Monday, May 14, 2012

Schermerhorn Symphony Center

While on our whirlwind 3,100 trip, we stopped in Nashville. Along with its impressive recording industry, Nashville is known as home for the best of country western, bluegrass, and gospel music. Everywhere you turn, you cannot help but see young musicians vying for attention with that special sound and voice hoping to barnstorm their way to the top or at least catch the attention of some curious record producer.

Wandering through the streets of downtown, we passed the new construction sight of the Country Music Hall of Fame and found that their hockey team, the Nashville Predators, were in the playoffs at the nearby Bridgestone Arena.  McGavock Street was swarming on that early Friday morning with anxious fans, media crews, and supply trucks shuffling back and forth around the adjacent Nashville Music Garden, just east of the arena. This garden is filled with roses of every color and scent you could imagine and located at the center of the thriving SoBo neighborhood.

On the north end of the garden was the impressive new Hilton Hotel providing convenient and luxury accommodations for business people, hockey fans, and tourists alike. To the east of this garden was our destination: the brand new Schermerhorn Symphony Center, home of the well respected Nashville Symphony Orchestra. This building, nestled among all of the other new construction, was our final destination.

Only recently completed, free hour-long tours are available at 1:00PM most Wednesdays and Saturdays allowing you to explore this striking new concert hall (see The brain child of its recently departed musical genius, Maestro Kenneth Schermerhorn, this monstrous building employs Greek architecture with massive columns flanking its entry above which appears an ornately carved facing.

The center formally opened on September 9, 2006, with a gala concert conducted by Leonard Slatkin and broadcast by PBS affiliates throughout the state. But from the devastating May 4, 2010 flood that damaged the organ and the instruments housed in its basement, the center just reopened prior to our arrival.  Aside from rivaling some of the best concert halls in the world, classical music seems to be an unlikely musical,style juxtaposed in a town focused primarily on other venues.

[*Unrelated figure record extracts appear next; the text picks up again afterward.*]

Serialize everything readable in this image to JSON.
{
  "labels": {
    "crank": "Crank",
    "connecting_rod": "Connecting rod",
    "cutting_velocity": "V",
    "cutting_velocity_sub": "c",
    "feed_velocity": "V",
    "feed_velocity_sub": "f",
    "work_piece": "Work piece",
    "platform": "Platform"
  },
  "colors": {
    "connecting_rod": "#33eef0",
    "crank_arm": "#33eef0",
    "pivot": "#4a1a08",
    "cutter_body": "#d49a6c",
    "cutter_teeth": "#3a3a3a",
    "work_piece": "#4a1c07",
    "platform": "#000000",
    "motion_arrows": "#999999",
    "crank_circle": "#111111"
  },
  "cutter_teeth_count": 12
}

But this apparent contradiction does not stop there: did you know that the Nashville Symphony is also one of the most listened to symphony orchestras in the world?

Selling more recordings than any other orchestra in the world, the Nashville Symphony Orchestra if nothing else is lucrative. Performances are available at and older recordings through eBay and local used record stores. We wandered through the entry and into the concert hall stunned by its attention to detail. Dozens of microphones were suspended from the ceiling at strategic points providing the best positions without the visual distraction of floor stands. The seats were plush and comfortable and we were fortunate to hear a xylophonist rehearsing for an upcoming performance.

I sat there imagining what it would be like to hear the entire orchestra and feel the magic that transforms those walls into a work of art. One day I will return and hear with my own ears what my mind could only imagine. With luck, that will be sooner than later.

Support the music in your home towns and encourage the musicians that struggle to bring beauty into our world. Attend every performance you can and listen intently to it as if it were your last. It is with this attitude that true music appreciation can be found.